Saturday, July 21, 2012

July 22, 1862 (Wednesday): Bragg Talks Strategy

General Braxton Bragg



TUPELO, July 22, 1862.
General BEAUREGARD:
   MY DEAR GENERAL: As I am changing entirely, under altered circumstances, the plan of operations here, I submit to you what I propose and beg your candid criticism, and in view of the cordial and sincere relations we have ever maintanined, I trust to your compliance. I am moving the Army of the Mississippi, 34,000 effectives, to East Tennessee to join with Smith's 20,000 and take the offensive. My reasons are: Smith is so weak as to give me great uneasiness for the safety of his line, to lose which would be a great disaster. They refuse to aid him from the east or south and put the whole responsibility on me. To aid him at all from here necessarily renders me too weak for the offensive against Halleck, with at least 60,000 strongly intrtenched in my front. With the country between us reduced almost to a desert by two armies and a drought of two months, neither of us could advance in the absence of rail transportation. It seemed to me then I was reduced to the defensive altogether or to the move I am making. By throwing my cavalry forward toward Grand Junction and Tuscumbia the impression is created that I am advancing on both places and they are drawing in to meet me. The Memphis and Charleston road has been kept cut, so they have no use of it and have at length given it up. Before they can know my movement I shall be in front of Buell at Chattanooga, and by cutting off his transportation may have him in a tight place. Van Dorn will be able to hold his own with about 20,000 on the Mississippi. Price stays here with 16,000. Thus you have my plan. I leave to- morrow for Mobile, thence to Chattanooga. Our cavalry is paving the way for me in Middle Tennessee and Kentucky. Crittenden is quite a prize, and the whole affair in proportion to numbers more brilliant than the grand battles where strategy seems to have been the staple production on both sides; and if I am any judge the enemy beat us at it. We may congratulate ourselves that McClellan was satisfgied with changing his base, for it occurs to my obtuse mind that a bold stroke at Richmond, while we were hunting for him, would have ruined us. The papers seem to be groping in the dark as to the reasons which influenced the change here, and attributing motives to each of us never entertained by either. Fortunately we know each other too well and have this cause too much at heart to be influenced by these things.*
    Hoping for your restoration and return, truly yours,


BRAXTON BRAGG.

*For reply, see VOL. XVI, Part I, p. 711.

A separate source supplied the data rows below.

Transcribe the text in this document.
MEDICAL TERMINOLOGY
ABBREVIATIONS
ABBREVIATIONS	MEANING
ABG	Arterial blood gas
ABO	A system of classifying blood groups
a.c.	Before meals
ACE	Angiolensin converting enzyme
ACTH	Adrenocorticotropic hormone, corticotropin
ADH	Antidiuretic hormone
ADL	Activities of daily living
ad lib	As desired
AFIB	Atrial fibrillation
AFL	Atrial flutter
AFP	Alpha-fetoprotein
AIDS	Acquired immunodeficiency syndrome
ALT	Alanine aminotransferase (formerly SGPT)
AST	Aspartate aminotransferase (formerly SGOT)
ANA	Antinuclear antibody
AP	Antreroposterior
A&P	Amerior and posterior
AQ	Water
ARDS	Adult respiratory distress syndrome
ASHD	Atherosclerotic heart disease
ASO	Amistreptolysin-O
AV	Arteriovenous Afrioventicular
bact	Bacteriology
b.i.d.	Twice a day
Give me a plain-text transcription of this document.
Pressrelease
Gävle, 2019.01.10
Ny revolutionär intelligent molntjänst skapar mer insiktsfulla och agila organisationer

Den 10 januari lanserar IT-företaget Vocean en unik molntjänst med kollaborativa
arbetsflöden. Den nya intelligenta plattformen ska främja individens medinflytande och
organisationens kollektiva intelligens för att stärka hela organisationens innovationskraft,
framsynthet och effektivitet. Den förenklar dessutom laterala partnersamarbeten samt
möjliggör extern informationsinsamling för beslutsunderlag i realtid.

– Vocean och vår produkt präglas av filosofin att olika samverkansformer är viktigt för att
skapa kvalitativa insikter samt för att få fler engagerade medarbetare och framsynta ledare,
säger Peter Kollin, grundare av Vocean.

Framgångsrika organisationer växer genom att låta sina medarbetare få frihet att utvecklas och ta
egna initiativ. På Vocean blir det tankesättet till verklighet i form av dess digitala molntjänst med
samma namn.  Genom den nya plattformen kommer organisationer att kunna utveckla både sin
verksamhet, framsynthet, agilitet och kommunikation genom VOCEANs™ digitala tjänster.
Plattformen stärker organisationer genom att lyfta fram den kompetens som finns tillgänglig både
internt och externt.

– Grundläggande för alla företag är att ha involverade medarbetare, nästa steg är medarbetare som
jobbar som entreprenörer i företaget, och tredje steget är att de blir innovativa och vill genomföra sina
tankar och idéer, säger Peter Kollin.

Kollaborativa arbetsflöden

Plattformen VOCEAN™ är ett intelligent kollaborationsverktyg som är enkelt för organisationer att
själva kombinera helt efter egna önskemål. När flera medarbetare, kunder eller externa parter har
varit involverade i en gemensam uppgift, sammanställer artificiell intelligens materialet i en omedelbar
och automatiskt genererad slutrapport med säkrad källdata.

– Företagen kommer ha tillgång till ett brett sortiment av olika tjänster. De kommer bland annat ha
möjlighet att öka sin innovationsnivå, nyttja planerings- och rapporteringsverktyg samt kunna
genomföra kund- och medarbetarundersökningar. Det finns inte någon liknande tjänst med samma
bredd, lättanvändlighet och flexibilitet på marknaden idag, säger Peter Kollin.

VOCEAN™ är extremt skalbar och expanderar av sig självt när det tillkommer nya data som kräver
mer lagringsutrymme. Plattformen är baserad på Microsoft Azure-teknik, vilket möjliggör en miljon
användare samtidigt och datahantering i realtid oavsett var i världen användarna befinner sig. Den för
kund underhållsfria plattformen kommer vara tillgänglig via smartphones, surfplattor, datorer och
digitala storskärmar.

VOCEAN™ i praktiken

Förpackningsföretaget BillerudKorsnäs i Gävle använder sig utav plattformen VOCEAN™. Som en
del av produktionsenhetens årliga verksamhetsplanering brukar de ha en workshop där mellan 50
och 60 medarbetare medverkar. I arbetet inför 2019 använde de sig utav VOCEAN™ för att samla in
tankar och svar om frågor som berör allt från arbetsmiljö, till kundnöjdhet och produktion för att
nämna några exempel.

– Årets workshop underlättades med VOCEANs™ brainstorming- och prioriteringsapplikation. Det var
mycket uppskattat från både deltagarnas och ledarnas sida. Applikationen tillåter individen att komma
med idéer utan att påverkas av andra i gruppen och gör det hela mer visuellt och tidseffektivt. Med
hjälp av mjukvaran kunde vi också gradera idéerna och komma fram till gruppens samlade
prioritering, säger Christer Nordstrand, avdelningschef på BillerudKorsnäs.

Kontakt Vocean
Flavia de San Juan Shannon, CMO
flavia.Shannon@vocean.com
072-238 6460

Official Records, Series I., Vol. 52, Part 2, Page 331.

An interesting letter.  Bragg had a reputation for being ill tempered, but here displays a remarkable good will in his relations to Beauregard, who he has replaced in command.  Perhaps in seeing the newspaper stories he alludes to he believed Beauregard could have been offended and moved to head off any ill will between the two.  It is a good description of why he moved his army east and contains an element not sufficiently noted, that is the effect of drought upon Bragg's plan of campaign.  It was difficult in best of times to leave an army stationary for an extended period for fear of depleting resources in the vacinity.  A drought made matters that much worse.  Finally, it appears Bragg gives me credit to McClellan's ineptitude for saving Richmond than to Lee for attacking.